Integraban una banda que se dedicaba a las estafas por internet y a la venta de estupefacientes. Los detenidos mataron a otros dos participantes de la organización e intentaron deshacerse de los cuerpos provocando un incendio.

El pasado 3 de febrero, personal de Bomberos y de la Policía de la Ciudad concurrieron a la calle Fernández al 1700, en el barrio de Parque Avellaneda, por un incendio desatado en el primer piso de una vivienda. Luego de controlado el siniestro los peritos encontraron, dentro de la finca, los cuerpos calcinados de la pareja que habitaba la propiedad. Ambos se encontraban tapados con colchones y bolsas de basura, presentando altos signos de violencia.

El joven tenía más de un centenar de heridas de arma blanca, mientras que el cuerpo de la mujer presentaba signos de estrangulamiento realizados con una sábana que se encontraba alrededor de su cuello. En tanto, el informe de la autopsia destacaba que ambas personas, de 22 y 21 años de edad, registraban como fecha de muerte las últimas horas del 31 de enero.

Por su parte, los investigadores de la Policía de la Ciudad requisaron el lugar y encontraron, en el patio del domicilio, un bolso que contenía una gran cantidad de ropa, dos balanzas de precisión y un pasaporte uruguayo que no pertenecía a las víctimas.
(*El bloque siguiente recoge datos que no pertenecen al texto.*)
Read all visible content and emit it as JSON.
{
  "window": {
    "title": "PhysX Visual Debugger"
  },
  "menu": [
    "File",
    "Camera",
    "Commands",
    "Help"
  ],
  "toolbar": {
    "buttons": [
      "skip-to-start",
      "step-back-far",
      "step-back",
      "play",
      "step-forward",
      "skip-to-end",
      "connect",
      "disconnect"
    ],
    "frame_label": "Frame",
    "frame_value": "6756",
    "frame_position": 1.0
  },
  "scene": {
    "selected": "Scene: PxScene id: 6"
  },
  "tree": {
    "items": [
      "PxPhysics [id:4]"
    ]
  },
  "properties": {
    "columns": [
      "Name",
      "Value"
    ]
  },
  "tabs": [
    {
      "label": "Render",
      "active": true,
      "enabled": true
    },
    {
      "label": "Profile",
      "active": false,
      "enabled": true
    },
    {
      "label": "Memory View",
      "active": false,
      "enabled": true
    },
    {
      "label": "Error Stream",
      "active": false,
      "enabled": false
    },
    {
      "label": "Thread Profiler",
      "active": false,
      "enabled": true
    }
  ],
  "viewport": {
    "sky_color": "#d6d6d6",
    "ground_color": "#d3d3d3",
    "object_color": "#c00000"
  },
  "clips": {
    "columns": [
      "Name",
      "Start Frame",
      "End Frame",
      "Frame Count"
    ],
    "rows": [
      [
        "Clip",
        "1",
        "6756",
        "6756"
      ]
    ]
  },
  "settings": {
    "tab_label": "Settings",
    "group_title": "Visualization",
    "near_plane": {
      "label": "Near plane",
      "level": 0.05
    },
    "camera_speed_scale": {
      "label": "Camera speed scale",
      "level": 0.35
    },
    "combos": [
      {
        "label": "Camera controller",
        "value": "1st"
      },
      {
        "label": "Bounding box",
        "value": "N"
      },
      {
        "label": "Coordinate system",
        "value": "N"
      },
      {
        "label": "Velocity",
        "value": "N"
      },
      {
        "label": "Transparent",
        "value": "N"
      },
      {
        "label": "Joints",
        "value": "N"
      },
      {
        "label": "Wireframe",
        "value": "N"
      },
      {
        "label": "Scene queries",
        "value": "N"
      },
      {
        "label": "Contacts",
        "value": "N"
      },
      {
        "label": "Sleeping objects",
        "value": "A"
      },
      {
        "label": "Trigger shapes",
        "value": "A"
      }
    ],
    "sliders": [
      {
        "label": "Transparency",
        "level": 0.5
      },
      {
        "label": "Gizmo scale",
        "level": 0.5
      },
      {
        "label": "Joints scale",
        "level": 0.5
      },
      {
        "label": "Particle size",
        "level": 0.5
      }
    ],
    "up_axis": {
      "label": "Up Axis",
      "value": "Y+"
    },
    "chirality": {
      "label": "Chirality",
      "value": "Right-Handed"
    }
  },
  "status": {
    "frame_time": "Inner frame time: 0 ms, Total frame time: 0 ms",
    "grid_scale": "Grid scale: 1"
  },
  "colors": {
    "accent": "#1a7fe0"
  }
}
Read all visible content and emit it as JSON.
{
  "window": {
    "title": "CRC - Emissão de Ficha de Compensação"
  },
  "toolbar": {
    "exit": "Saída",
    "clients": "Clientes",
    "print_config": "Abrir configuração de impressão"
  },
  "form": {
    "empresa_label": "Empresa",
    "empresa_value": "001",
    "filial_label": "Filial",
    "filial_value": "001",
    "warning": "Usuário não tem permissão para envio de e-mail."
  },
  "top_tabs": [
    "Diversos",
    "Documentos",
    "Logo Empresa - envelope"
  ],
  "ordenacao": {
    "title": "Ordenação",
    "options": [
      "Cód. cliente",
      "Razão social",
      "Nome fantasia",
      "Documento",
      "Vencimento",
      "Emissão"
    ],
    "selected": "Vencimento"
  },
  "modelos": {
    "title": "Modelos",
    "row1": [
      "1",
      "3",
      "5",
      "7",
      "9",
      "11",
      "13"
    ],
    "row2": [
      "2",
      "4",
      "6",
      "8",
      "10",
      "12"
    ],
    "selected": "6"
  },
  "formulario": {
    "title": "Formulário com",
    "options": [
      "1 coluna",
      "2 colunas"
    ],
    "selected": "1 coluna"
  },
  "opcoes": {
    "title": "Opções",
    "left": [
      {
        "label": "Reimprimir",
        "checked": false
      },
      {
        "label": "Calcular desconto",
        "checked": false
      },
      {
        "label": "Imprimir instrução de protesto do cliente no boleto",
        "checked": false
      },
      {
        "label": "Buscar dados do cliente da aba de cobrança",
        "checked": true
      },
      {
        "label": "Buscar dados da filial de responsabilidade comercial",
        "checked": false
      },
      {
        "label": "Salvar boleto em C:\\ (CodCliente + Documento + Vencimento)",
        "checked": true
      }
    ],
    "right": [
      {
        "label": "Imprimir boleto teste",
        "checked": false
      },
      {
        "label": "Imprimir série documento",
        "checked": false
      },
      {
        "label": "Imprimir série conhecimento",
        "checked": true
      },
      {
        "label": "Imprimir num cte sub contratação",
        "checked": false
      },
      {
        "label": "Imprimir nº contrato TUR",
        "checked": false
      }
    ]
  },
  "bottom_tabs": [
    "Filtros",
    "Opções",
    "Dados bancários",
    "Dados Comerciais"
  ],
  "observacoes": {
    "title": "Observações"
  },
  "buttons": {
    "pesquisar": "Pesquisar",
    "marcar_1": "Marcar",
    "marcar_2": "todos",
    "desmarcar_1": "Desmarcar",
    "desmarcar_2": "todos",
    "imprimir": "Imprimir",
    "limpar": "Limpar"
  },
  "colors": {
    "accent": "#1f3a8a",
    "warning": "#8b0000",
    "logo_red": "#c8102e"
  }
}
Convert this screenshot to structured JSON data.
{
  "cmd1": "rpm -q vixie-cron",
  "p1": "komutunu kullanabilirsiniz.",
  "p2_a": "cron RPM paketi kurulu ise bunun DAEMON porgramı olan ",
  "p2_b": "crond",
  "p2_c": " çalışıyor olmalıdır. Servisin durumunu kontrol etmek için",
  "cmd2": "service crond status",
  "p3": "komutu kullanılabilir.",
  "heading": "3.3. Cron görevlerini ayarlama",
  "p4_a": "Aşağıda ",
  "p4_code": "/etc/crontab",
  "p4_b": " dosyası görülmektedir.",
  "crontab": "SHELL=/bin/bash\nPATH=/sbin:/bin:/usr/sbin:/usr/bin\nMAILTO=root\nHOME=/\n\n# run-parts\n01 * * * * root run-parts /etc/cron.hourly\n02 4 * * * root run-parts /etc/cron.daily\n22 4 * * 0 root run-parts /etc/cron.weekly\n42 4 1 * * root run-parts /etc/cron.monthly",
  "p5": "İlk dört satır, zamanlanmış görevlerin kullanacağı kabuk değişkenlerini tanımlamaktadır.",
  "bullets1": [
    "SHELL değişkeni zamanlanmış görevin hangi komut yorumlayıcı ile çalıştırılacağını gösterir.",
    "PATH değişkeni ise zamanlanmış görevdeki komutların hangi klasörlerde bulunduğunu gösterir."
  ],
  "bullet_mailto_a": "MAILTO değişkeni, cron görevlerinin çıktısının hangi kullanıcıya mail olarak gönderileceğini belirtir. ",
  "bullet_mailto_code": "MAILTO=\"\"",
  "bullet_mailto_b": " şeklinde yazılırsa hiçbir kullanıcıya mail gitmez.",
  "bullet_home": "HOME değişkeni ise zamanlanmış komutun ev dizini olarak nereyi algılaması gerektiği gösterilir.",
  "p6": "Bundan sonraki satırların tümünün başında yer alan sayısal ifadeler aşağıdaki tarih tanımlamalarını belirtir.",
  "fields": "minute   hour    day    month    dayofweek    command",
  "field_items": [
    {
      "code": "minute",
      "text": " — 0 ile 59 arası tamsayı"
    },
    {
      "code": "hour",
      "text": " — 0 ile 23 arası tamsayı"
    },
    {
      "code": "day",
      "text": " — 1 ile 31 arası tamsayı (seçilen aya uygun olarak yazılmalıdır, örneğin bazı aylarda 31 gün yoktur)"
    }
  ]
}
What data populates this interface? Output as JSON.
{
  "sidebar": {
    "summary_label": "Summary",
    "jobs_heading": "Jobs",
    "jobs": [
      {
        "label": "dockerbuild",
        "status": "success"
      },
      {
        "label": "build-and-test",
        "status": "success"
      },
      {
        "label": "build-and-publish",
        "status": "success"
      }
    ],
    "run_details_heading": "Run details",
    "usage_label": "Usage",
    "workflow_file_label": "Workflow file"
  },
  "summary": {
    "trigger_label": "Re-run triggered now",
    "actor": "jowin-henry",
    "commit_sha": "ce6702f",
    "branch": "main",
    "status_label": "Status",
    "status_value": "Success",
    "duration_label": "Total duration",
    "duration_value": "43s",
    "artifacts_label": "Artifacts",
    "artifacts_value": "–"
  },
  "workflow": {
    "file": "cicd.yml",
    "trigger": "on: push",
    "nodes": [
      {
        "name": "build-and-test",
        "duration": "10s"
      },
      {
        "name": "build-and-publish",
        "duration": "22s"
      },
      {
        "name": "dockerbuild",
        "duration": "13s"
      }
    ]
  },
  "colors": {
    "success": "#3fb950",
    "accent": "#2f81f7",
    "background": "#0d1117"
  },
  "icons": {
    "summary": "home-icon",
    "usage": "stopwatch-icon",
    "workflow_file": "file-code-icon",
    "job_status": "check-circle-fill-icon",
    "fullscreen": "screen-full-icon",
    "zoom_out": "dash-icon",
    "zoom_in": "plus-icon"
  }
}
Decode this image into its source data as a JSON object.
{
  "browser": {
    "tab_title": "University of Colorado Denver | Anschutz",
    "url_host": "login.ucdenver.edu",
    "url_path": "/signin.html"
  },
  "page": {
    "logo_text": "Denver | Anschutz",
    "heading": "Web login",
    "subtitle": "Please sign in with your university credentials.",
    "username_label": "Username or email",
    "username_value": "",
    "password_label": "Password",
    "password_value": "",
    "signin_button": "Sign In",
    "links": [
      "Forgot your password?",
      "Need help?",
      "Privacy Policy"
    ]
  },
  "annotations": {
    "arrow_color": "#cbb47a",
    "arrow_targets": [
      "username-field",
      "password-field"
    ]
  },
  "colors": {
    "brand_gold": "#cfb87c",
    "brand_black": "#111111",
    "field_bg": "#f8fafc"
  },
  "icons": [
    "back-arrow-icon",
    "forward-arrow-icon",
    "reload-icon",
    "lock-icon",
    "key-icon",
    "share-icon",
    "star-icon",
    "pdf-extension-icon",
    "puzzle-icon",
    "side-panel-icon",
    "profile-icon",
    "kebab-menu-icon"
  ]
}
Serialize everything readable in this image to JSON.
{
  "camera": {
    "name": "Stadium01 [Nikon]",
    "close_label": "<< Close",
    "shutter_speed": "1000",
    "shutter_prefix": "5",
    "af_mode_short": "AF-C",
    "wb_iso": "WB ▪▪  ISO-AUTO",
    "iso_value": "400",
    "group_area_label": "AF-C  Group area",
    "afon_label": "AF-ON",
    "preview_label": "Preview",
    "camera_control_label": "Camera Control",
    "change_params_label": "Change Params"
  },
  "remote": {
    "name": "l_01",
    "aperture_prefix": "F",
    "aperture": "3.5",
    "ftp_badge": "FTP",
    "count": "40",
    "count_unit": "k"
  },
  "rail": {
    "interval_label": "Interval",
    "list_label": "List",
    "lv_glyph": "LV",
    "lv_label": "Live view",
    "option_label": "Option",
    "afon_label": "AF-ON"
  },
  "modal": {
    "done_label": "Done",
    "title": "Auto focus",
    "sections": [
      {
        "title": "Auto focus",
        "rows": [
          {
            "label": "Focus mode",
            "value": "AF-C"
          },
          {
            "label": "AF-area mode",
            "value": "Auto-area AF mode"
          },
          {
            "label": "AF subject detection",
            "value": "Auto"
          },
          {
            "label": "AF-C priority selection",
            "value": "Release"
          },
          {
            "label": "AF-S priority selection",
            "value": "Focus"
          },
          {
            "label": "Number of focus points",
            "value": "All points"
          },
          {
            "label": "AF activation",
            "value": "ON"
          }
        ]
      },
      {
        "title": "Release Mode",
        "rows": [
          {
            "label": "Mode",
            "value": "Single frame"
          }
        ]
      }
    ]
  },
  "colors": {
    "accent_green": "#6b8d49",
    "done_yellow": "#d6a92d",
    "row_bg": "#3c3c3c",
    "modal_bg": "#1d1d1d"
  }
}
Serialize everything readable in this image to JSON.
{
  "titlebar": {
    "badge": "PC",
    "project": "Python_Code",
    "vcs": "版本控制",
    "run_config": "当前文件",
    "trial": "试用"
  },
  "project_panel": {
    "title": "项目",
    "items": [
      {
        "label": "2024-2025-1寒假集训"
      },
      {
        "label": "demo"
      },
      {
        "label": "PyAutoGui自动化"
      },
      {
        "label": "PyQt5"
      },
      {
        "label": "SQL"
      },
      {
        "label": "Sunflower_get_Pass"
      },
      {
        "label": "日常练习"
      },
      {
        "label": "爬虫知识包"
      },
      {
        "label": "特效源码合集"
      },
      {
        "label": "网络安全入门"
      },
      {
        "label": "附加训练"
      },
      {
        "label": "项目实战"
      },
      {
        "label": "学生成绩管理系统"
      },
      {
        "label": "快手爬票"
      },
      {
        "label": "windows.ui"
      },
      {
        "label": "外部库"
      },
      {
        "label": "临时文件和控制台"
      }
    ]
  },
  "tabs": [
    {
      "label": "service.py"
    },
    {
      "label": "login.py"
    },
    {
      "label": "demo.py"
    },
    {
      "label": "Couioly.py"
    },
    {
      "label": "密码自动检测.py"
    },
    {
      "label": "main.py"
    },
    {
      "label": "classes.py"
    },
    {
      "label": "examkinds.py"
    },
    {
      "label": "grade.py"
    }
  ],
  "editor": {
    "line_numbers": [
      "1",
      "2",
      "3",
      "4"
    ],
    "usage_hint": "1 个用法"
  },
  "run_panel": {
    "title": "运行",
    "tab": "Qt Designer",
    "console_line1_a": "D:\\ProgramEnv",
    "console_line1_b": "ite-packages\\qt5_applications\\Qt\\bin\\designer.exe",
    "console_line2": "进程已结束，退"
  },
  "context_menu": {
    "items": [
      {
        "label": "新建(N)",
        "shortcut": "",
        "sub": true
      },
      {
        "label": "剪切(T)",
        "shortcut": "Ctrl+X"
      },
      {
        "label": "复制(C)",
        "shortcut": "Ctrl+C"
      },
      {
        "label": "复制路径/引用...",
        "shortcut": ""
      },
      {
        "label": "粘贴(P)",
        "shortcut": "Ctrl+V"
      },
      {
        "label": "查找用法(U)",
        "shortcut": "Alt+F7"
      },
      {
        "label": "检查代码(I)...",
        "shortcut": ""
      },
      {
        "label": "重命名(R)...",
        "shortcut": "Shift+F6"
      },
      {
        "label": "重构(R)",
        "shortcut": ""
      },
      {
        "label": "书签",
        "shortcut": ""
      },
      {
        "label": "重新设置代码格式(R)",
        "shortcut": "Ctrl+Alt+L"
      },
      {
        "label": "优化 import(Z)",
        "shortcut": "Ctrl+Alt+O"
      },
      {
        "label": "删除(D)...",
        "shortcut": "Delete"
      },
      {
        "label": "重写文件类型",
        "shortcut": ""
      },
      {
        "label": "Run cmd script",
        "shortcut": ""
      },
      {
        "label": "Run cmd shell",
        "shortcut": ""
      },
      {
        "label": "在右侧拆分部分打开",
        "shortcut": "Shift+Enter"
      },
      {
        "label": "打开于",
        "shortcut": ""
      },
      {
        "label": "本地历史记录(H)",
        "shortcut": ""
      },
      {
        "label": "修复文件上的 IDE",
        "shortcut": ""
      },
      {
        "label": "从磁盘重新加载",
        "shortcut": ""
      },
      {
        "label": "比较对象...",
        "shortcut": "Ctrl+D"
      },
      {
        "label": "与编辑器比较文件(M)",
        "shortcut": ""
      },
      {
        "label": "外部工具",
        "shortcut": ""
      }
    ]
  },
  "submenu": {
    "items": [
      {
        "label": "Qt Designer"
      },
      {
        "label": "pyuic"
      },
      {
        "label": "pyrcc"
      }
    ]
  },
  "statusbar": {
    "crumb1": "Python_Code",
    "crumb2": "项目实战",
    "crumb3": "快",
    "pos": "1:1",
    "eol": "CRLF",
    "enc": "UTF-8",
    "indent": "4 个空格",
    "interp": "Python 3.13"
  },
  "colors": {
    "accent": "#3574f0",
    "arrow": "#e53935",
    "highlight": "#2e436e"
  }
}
Con la sumatoria de todas estas pruebas, los efectivos policiales iniciaron las tareas para dar con los culpables del doble homicidio. De esta manera se entrevistaron con los vecinos, quienes explicaron que en esa casa convivía la pareja con otro sujeto denominado “Max”, de aproximadamente 20 años y que el mismo había estado viviendo, junto a otros dos sujetos de edades similares, en el lugar hasta la noche anterior al incendio. De esta manera, y dada la fecha de muerte de las víctimas, habrían convivido con los cadáveres hasta un rato antes de provocar el incendio.

Como resultado de las investigaciones realizadas, los agentes pudieron dar con el domicilio donde se ocultaba el imputado, hallando a “Max” junto a su madre y su tía en una vivienda de la calle Itaquí al 3300. Luego de un pequeño interrogatorio el joven “Max”, de 19 años, se quebró y confesó el asesinato de la pareja.

En su relato, el imputado admitió que el doble crimen habría sido cometido con la ayuda de dos cómplices, uno denominado “Camilo”; en tanto que el otro por ser menor de edad fue mencionado en la investigación como “A”. Según la pesquisa, el móvil del asesinato tendría vinculación con las actividades ilícitas que realizaban “Camilo” y la pareja fallecida, quienes se dedicaban a estafar en portales de compra-venta en Internet y además realizaban la comercialización de estupefacientes.

“Camilo” era la cara visible de la organización y, como tal, recriminaba que el porcentaje que le correspondía fuera mayor. En la negociación, los dos jóvenes y la pareja no lograron ponerse de acuerdo, por lo que “Max” y “Camilo” decidieron matar a la víctima y a su mujer y quedarse con la totalidad del “negocio”.

Luego de consultar con el Juzgado Nacional en lo Criminal y Correccional N°6 a cargo de la Dra. María Provítola, se dispuso la detención y el traslado de “Max”, a dependencias de la Policía de la Ciudad.

Los oficiales de la Policía de la Ciudad siguieron la investigación del caso para dar con el segundo imputado, Camilo, logrando su detención en un domicilio ubicado en la calle Trelles al 1700, en el barrio de Caballito.

Pero faltaba encontrar al tercer homicida, quien se encontraba en calidad de prófugo.

Luego de arduas tareas investigativas se logró dar con el paradero donde se estaría ocultando el ultimo implicado en el crimen. De esta manera con la colaboración de la Policía de la provincia de Buenos Aires, se allanó una finca en la calle Quiroga al 2200, de la localidad de El Jagüel, partido de Esteban Echeverría, logrando su detención.

Dada la condición de menor de edad del imputado, se dio intervención al Juzgado de Menores N° 5, a cargo del Dr. Tezanos, que decidió su traslado a dependencias del Instituto Inchausti.